Derrière les châteaux de la Renaissance se cachent parfois de belles surprises en matière de jardin. De Talcy à Villandry en passant par Valmer et la Bourdaisiere, les jardins se veulent aussi cultivés avec des potagers et vergers où l’on retrouve des tomates, des carottes, des poiriers, des pruniers et tant d’autres fruits et légumes pour le bonheur des yeux avant de passer à la dégustation.
Depuis le XIVe siècle, le château de La Bourdaisière, à Montlouis-sur-Loire, a connu bien des propriétaires, jusqu’à l’arrivée du prince Louis Albert de Broglie en 1990 qui en a fait un hôtel de luxe mais surtout un véritable jardin d’Éden. Plus qu’un élégant château néo-Renaissance, c’est un domaine de 55 hectares que le prince jardinier a ouvert aux visiteurs. Marronniers, chênes, cèdres, séquoias donnent au parc une allure romantique et majestueuse.
De ce jardin ornemental et potager, Louis de Broglie a souhaité faire un jardin laboratoire. Rapportant des semis de France et de l’étranger, ce collectionneur a créé en 1998 le Conservatoire national de la tomate qui réunit aujourd’hui 650 variétés, de la “mémé de la Beauce” à la “cornue des Andes”, sur lesquelles veille le jardinier en chef Nicolas Toutain qui soigne aussi le potager et le verger. Ici, point de mécanisation ni de pesticides. Le visiteur l’attestera au bar à tomates après avoir savouré la récolte.
En harmonie avec les tomates, les 400 variétés de dahlias du Dahlia Color®, ce jardin contemporain dessiné par le grand paysagiste Louis Benech, enchantent la vue. Enfin, il y a la toute récente microferme, inspirée directement de la permaculture et portée par l’association Fermes d’avenir.
Au château de Talcy, si cher au cœur de Ronsard puisque y vivait Cassandre, le jardinier a aussi banni les pesticides.
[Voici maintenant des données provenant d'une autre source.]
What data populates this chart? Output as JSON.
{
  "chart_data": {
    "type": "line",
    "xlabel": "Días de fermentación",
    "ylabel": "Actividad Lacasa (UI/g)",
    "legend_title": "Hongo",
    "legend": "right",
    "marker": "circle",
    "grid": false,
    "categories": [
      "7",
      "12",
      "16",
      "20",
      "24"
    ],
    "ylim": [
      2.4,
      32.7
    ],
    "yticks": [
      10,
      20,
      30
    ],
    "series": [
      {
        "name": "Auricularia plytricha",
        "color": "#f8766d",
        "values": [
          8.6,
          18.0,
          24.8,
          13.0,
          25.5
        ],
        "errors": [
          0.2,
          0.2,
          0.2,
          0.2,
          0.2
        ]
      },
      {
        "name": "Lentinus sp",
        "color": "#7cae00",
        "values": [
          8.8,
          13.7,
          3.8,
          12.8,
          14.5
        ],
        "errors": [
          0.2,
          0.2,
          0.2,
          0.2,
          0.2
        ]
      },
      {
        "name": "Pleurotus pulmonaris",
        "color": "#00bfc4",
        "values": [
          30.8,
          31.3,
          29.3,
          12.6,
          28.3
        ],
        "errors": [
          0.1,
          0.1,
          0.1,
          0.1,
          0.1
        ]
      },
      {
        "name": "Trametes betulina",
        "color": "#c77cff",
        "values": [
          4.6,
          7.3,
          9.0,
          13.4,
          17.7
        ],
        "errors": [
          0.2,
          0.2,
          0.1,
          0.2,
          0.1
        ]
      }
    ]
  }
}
On y retrouve les allées vertes pleines d’achillées et de trèfle que l’on fauche régulièrement. Aux parterres décoratifs succèdent le potager et le verger conservatoire de prunes, nèfles et fruits rouges. Mais on y trouve surtout des poiriers et des pommiers en palissage : on attache leurs branches à des baguettes pour leur donner des formes de “cordelette” ou de “trident”. Autour du puits plane encore l’âme du poète puisque s’y enroule la rose “Pierre de Ronsard”.
Après la poésie de Ronsard, découvrons la dive bouteille, chère à Rabelais, au château de Valmer, monument établi sur un éperon rocheux surplombant la Brenne. Ici, 32 hectares de vignoble produisent des vins blancs de vouvray, “un vin de dentelle” tel que le qualifie la famille Saint-Venant, propriétaire des lieux. Les jardins Renaissance en terrasses descendent en pente douce, le végétal et le minéral se mariant sur huit niveaux où se succèdent balustrades, fontaines, escaliers et statues. Les propriétaires ont remis en culture le potager vieux de 500 ans. Un jardin au carré, puisque tout y est planté, des fruits rouges aux carottes blanches, dans des parcelles elles-mêmes subdivisées. Les arbres fruitiers – nashis (poirier chinois), pêchers ou encore figuiers – poussent en espalier au milieu des narcisses. Depuis 2014, une collection ampélographique présente tous les cépages du Val de Loire et les raisins de table. Et à Valmer, les fleurs ne sont pas seulement ornementales, elles se dégustent : le visiteur pourra goûter hémérocalles, nigelles ou capucines.
Enfin, revenons à Villandry et à son potager : vert du poireau, rouge de la betterave, vert vif des fanes de carottes forment avec les fleurs un damier multicolore sur neuf carrés identiques mais au motif géométrique différent. Le jardin de la Renaissance signe ainsi l’union de l’ornemental et du nourricier. De la culture et de la nature, en somme.